Siemens iQ500 Çamaşır ve Kurutma makinesi, güncel yeni programları kolayca indirip tek dokunuşla kullanabilirsiniz. İhtiyaç değiştikçe çamaşır makineniz de sizinle birlikte kendini güncelliyor. Siemens’in en sevilen yanlarından biri, cihazların statik kalmaması. Yani bugün aldığınız çamaşır makinesi birkaç yıl sonra bile yeni özellikler kazanabiliyor. 



Siemens Home Connect üzerinden cihaza özel yeni yıkama ve kurutma programları indirebiliyorsunuz. Mevsimsel ihtiyaçlar, moda olan yeni kumaş türleri, spor kıyafetlerin gelişmesi… Ne değişirse değişsin, makineniz hep güncel kalıyor. 

Tıpkı telefonunuza uygulama güncellemesi indirir gibi çamaşır ve kurutma makineniz de güncellemelerle değişen yaşam tarzınıza ayak uyduruyor. 

Akıllı deterjan yönetimi: i-Dos ile her yıkamada doğru ölçü 

Makineyi tamamen doldurunca veya tek parça kıyafeti makineye attığınızda ne kadar deterjan koyacağınızı bilemiyor olabilirsiniz. İşte tam bu noktada i-Dos Deterjan Tarama teknolojisi devreye giriyor. Siemens Home Connect üzerinden şişelerin barkodunu okutup su sertliği ve deterjan yoğunluğunu makineye iletiyor, i-Dos ise her yıkamada doğru miktarı otomatik olarak ayarlıyor. Üstelik Siemens Home Connect uygulaması, deterjan seviyesini takip ederek deterjanınız tükenmeden önce size haber veriyor. Tek yapmanız gereken uygulamayı telefonunuza yüklemek ve çamaşır makinenizi uygulamaya bağlamak. 

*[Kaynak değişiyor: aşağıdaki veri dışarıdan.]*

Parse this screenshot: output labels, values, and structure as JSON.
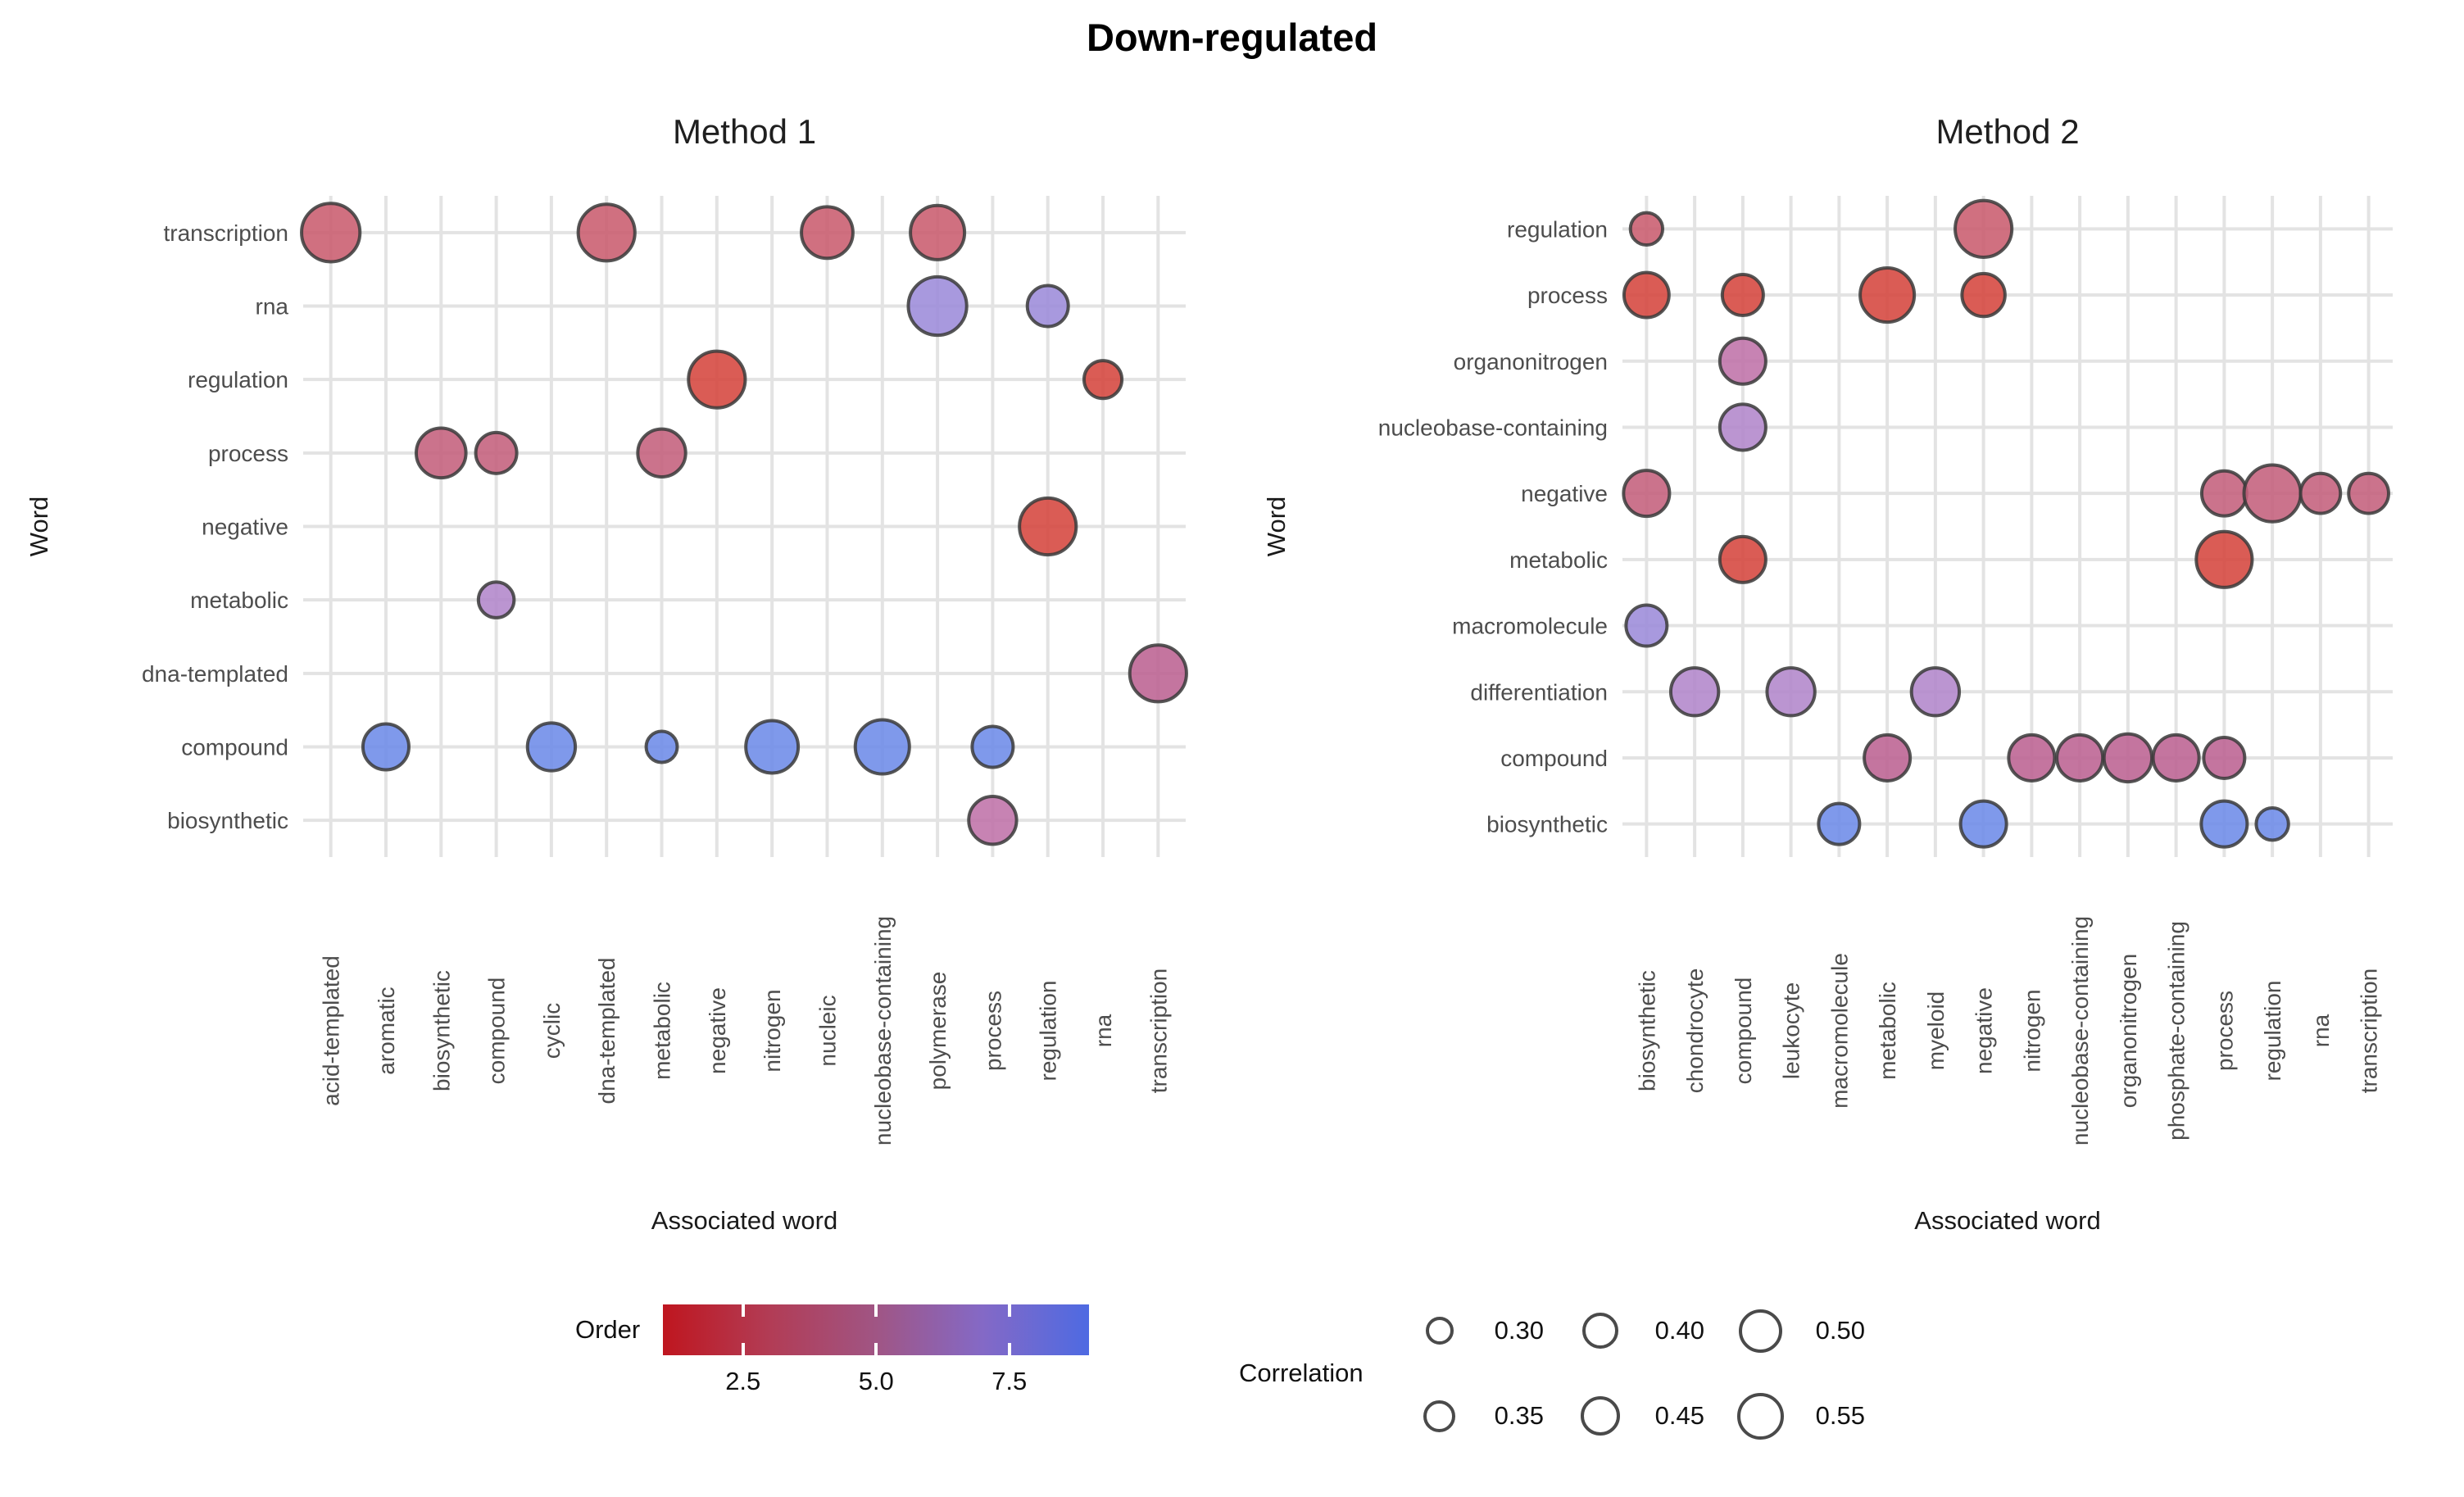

stainRemoval teknolojisi: Zorlu lekelerle inatlaşmayı unutun 

Çay, yağ, makyaj, çikolata lekeleri… Gün içinde fark etmeden üzerinize bulaşan lekeler artık kâbus olmaktan çıkıyor. Siemens iQ500 çamaşır makinesi ile stainRemoval teknolojisi devreye giriyor. Tek bir dokunuşla çay, yağ, kozmetik veya günlük hayatta karşılaştığınız diğer zor lekeler için özel programları aktif edebilirsiniz. 

Siemens Home Connect uygulaması sayesinde daha fazla leke türünü ve bunlar için geliştirilmiş özel programları keşfetmek de mümkün. Yani sadece “lekeyi çıkar” demekle kalmıyor, sizin için en doğru yıkama programını da otomatik olarak öneriyor. Böylece hem lekelerle uğraşmak zorunda kalmıyor hem de giysilerinizin ömrünü koruyorsunuz. 

Artık çocuğunuza yemek yedirirken dökülen yemek lekeleri, kahve kazaları ya da mutfakta sıçrayan yağ lekeleri sizi endişelendirmiyor. stainRemoval, günlük hayatın getirdiği küçük sürprizlere karşı en güvenilir yardımcınız oluyor. 

Siemens iQ500 çamaşır ve kurutma makineleri, artık sadece kıyafetlerinizi temizleyen makineler değil; size zaman, konfor ve güven veren akıllı iş ortaklarınızdır. Ütüye harcadığınız vakti kendinize ayırın, lekelerle uğraşmayı unutun ve teknolojinin yaşam alanınıza uyumunun keyfini yaşayın.

*Bu yazı Siemens’in katkılarıyla hazırlanmıştır.